The toughest lasting ramification from Shelly’s life-changing traumatic brain injury is her PTSD.  When it hits it is literally crippling for her. Her brain goes into panic mode and a wave of terror hits and immobilizes her.  When this happens it usually is sudden and unpredictable. It’s caused by many different situations such as the loud banging of a plate in the kitchen; having a close call driving down the highway or the radio being left extra loud when the car is turned on.

The boys and I try to safeguard all that we do to keep these sudden situations from happening. Occasional situations do happen, but they are far less often than in the early days after the accident. As Shelly’s caregiver, one of my most important responsibilities is to protect her and to keep her safe. I feel awful when something I accidentally do causes her to immediately shift into panic.

The Fourth of July is different than these sudden episodes. We know it is coming, and we know what it brings.  The relentless barrage of the crackle and boom of fireworks is more unbearable than any other day of the year for Shelly. A day that once brought such joy, now brings her such tremendous fear.

It frustrates us both as friends trivialize the severity of her panic by not allowing her to finish and taking over the conversation by going into detail to describe their dog’s frightful reaction to fireworks.

One year when we still lived in Idaho, we drove to a tiny potato town and checked into a motel. Our hope was that we wouldn’t hear any fireworks from this remote spot. We were correct, as we had a peaceful night watching the television in our motel room.

But now living again in Phoenix, the sound of fireworks is especially tough to escape. We were at a loss for what to do to evade the chaos.

A few years ago we decided to go to a nice quiet dinner and then a movie. That sounds like a good, safe choice. But it was really a big risk, as going to a movie is something that Shelly couldn’t do anymore after her accident. We had tried it and the loudness of the theatre triggered the PTSD, so we had since stayed away.

Without another viable option, we were calculating that the movie would hopefully be the lesser of two evils. We chose a comedy that would hopefully not have the grisly sounds and scenes of an action movie. As we cautiously took our seats, the previews started. Shot gun blasts and explosions started immediately. To our dismay it was a preview for an upcoming action movie! Shelly went into panic and I quickly grabbed her to head to the lobby. She regained composure as I occasionally peaked into the theatre to see when the previews ended and our movie would begin.

What started with panic and thoughts of regret, turned out to be such a wise choice for the evening. The movie was funny and not traumatic. It ended around 11:30 PM. By time we got home the fireworks were over (except for a few inevitable stragglers).

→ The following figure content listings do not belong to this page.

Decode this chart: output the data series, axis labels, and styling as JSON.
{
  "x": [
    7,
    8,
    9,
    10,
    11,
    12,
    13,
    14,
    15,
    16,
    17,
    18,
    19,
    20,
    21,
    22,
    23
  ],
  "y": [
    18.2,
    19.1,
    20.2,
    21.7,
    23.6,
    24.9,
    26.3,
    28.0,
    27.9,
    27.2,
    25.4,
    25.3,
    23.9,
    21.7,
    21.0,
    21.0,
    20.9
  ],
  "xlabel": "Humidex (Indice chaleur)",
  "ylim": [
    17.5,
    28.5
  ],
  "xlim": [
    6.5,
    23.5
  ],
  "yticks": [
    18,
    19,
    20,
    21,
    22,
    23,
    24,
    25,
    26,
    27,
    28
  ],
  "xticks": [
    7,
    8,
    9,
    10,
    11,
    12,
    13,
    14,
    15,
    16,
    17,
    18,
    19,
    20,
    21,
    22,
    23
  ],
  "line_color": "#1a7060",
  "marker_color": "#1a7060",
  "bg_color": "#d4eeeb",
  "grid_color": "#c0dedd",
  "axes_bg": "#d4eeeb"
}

A new tradition had been born.  A nice low-key day (with some time in our pool), then an evening of a quiet dinner followed by a movie.

Shelly gets sad when she thinks of what the holiday consisted of pre-accident vs. what it is now. But she is also relieved that we found an activity to limit the trauma of the day.

We have found that the key to adapting and adjusting to new realities is to find ways to minimize the pain and discomfort of the situation.

I am grateful that we have found a way to peacefully make it through the Fourth of July.